Yeshua took all this very well and indeed seemed enlivened in a way he had not been for many weeks. He and the old man ended up talking together at great length, and parted friends. The man promised to return to Sennabris saying he had found not a miracle worker but something much rarer, a man of wisdom.
This was the sort of thing that most pleased Yeshua: a reasoned discussion that ended with his interlocutor won over
to his point of view. In this he revealed himself to be at heart a teacher—not a mystic, not a cultist, not even a healer per se, but merely what he had presented himself to me as from the start, someone with a few plain truths he wished to impart to people. Indeed, this was the Yeshua that I had been drawn to, and that I now missed. If things had been different, if the need of people hadn’t been so great or if he himself hadn’t had that special air to him, the quality of being chosen or marked that seemed almost to stand outside him like a second person, then he might have simply lived out his life in Notzerah or Kefar Nahum with his little following and his bit of renown.

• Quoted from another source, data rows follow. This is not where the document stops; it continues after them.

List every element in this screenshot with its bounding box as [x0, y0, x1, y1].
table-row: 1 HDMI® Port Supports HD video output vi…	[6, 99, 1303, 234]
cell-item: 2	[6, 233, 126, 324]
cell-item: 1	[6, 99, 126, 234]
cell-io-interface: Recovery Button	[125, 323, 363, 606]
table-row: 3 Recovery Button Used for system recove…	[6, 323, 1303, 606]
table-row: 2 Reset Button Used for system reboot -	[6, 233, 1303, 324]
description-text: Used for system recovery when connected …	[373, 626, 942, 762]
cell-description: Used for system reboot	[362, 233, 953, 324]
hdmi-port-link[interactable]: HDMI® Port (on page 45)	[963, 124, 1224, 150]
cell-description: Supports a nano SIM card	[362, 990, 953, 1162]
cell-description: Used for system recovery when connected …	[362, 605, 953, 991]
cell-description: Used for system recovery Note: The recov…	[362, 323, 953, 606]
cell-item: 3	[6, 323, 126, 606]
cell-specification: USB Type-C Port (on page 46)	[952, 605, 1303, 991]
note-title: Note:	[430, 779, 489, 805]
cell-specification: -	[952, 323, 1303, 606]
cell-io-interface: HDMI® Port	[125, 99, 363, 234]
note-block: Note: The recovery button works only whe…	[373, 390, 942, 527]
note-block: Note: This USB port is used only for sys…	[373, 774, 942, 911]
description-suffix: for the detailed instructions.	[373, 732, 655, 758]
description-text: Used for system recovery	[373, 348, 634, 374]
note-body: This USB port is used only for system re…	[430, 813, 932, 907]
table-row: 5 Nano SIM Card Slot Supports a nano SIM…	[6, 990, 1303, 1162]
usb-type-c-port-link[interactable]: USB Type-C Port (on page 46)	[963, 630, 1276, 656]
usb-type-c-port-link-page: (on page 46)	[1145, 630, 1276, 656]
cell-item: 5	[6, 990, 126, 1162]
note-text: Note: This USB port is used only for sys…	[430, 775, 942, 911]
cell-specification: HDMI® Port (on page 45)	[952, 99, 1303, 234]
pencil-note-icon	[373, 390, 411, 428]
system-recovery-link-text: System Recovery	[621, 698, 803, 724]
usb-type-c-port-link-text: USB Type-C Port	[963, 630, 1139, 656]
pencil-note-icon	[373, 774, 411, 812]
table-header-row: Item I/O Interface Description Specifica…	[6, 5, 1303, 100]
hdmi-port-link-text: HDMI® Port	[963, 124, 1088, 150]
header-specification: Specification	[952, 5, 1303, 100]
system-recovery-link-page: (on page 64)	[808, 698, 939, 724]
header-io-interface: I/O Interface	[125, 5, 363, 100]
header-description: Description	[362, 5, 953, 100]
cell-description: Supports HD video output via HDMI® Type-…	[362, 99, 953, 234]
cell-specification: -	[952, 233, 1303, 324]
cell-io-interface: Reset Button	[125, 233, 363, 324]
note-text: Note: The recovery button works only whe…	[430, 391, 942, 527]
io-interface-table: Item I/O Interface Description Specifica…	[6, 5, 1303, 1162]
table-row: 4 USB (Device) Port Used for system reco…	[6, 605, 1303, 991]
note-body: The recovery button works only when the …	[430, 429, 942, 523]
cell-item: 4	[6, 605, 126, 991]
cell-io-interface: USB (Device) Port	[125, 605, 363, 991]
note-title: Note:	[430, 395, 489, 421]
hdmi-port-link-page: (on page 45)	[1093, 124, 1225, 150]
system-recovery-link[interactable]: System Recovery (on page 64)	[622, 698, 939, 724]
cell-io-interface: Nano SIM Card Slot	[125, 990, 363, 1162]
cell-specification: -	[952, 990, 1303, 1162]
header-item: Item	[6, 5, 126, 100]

As it was, however, the mood of the times went against him, so that though he preached peace, yet he would not be left in it.
It was around this time that one of the women in our group, Ribqah, from Migdal, took seriously ill. She was a girl of little means and of questionable virtue whom Yeshua, however, no doubt exactly because the world held her in such low regard, had always kept very close to him. He had suffered much criticism on this account even from his own people, and Herod’s spies had been quick to make use of the thing to further discredit him. Thus when she was struck down it was taken as a sign, in the way the peasants did, and the matter assumed a much greater importance than it merited.